Convém sinalizar à sombra deste contexto que cerca de cem intelectuais e polos de influência de Nabatieh e tantos da cidade de Tiro publicaram, respectivamente, um «apelo» no qual reivindicam a desmilitarização das duas localidades, o fim de qualquer presença miliciana e o restabelecimento da única autoridade do Estado e do exército nas cidades em questão. Os dois «apelos» se elevam contra o fato de os Guardiões da Revolução Islâmica iraniana terem envolvido o sul do Líbano em uma «guerra estéril» e apoiam as medidas empreendidas pelo governo libanês para restabelecer a paz no sul do Líbano.

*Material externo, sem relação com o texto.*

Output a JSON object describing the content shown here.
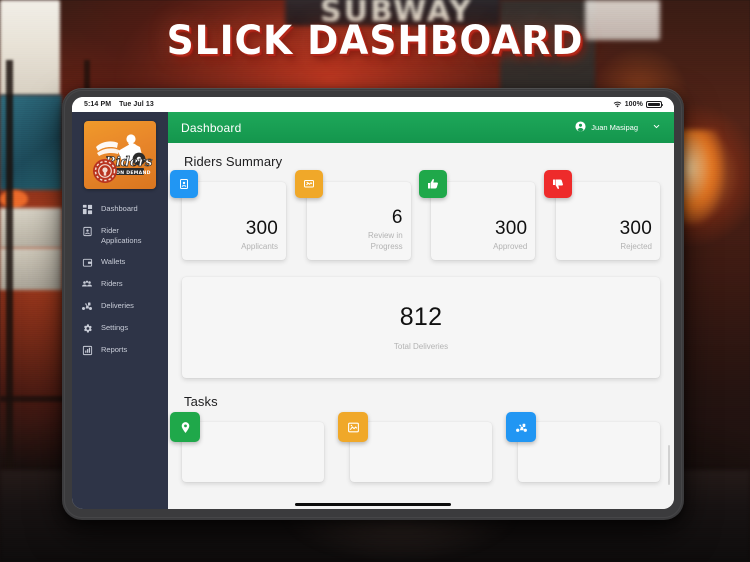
{
  "hero": {
    "title": "SLICK DASHBOARD"
  },
  "status_bar": {
    "time": "5:14 PM",
    "date": "Tue Jul 13",
    "battery_percent": "100%",
    "wifi_icon": "wifi-icon",
    "battery_icon": "battery-full-icon"
  },
  "sidebar": {
    "logo": {
      "brand": "Riders",
      "tagline": "ON DEMAND",
      "bg_color": "#e8862a"
    },
    "bg_color": "#2e3447",
    "items": [
      {
        "label": "Dashboard",
        "icon": "dashboard-grid-icon"
      },
      {
        "label": "Rider Applications",
        "icon": "id-badge-icon"
      },
      {
        "label": "Wallets",
        "icon": "wallet-icon"
      },
      {
        "label": "Riders",
        "icon": "people-group-icon"
      },
      {
        "label": "Deliveries",
        "icon": "scooter-delivery-icon"
      },
      {
        "label": "Settings",
        "icon": "gear-icon"
      },
      {
        "label": "Reports",
        "icon": "bar-chart-icon"
      }
    ]
  },
  "appbar": {
    "title": "Dashboard",
    "bg_color": "#179c52",
    "user": {
      "name": "Juan Masipag",
      "avatar_icon": "account-circle-icon",
      "chevron_icon": "chevron-down-icon"
    }
  },
  "main": {
    "riders_summary": {
      "heading": "Riders Summary",
      "cards": [
        {
          "value": "300",
          "label": "Applicants",
          "icon": "id-card-icon",
          "color": "#2196f3"
        },
        {
          "value": "6",
          "label": "Review in Progress",
          "icon": "review-document-icon",
          "color": "#f0a829"
        },
        {
          "value": "300",
          "label": "Approved",
          "icon": "thumbs-up-icon",
          "color": "#1fa84a"
        },
        {
          "value": "300",
          "label": "Rejected",
          "icon": "thumbs-down-icon",
          "color": "#ee2b2b"
        }
      ]
    },
    "total_deliveries": {
      "value": "812",
      "label": "Total Deliveries"
    },
    "tasks": {
      "heading": "Tasks",
      "cards": [
        {
          "icon": "location-pin-icon",
          "color": "#1fa84a"
        },
        {
          "icon": "photo-upload-icon",
          "color": "#f0a829"
        },
        {
          "icon": "scooter-delivery-icon",
          "color": "#2196f3"
        }
      ]
    }
  }
}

Notemos que o Hezbollah publicou um comunicado condenando vigorosamente o conteúdo dos dois «apelos» de Nabatieh e Tiro.

No Irã, as «linhas vermelhas» de Washington

No plano regional, os Estados Unidos afirmaram no sábado possuir os meios necessários para retomar a guerra contra o Irã, ao mesmo tempo em que reafirmaram que um acordo de paz só seria possível se suas "linhas vermelhas" fossem respeitadas.

Neste contexto, o secretário de Defesa dos Estados Unidos, Pete Hegseth, declarou que os americanos eram "totalmente capazes" de retomar as hostilidades contra o Irã "se necessário". "Nossos estoques são amplamente adequados para este objetivo", afirmou durante um fórum de defesa em Singapura.

Uma fonte diplomática americana indicou no sábado que, se as negociações fracassarem em três dossiês essenciais — o estoque de urânio enriquecido, o Estreito de Ormuz e os ativos iranianos congelados no exterior —, o impasse provém principalmente da ala radical do regime.

Esta é particularmente representada pelo general Esmaïl Qa'ani, comandante da Força Al-Qods dos Guardiões da revolução islâmica, bem como pelo deputado Ebrahim Azizi, conhecido por suas posições radicais.

Segundo esta fonte, essas duas figuras influentes do regime se opõem ao presidente do Parlamento, Mohammad Bagher Ghalibaf, que recentemente mostrou sinais de abertura em relação a Washington.

Paralelamente, no Iraque, uma declaração feita no sábado por um responsável de segurança da Kataëb Hezbollah — organização frequentemente apelidada de "Hezbollah iraquiano" — reacendeu a polêmica sobre o futuro das armas fora do controle estatal, enquanto fontes políticas em Bagdá indicam que cinco facções armadas estariam considerando começar a entregar as armas.

Esta formação xiita próxima ao Irã ressaltou que se recusa a entregar suas armas ao governo central e que está determinada a "prosseguir a resistência", afirmando que estava "pronta a receber certas armas especializadas para as quais as instituições do Estado não possuem as competências necessárias, como drones, mísseis de cruzeiro e armas anticarro", acrescentando que também estava "pronta a financiá-las".

Cabe mencionar, em conclusão, que o Departamento de Estado americano destituiu Tom Barrack de suas funções como enviado especial dos Estados Unidos para a Síria, sem fornecer mais detalhes.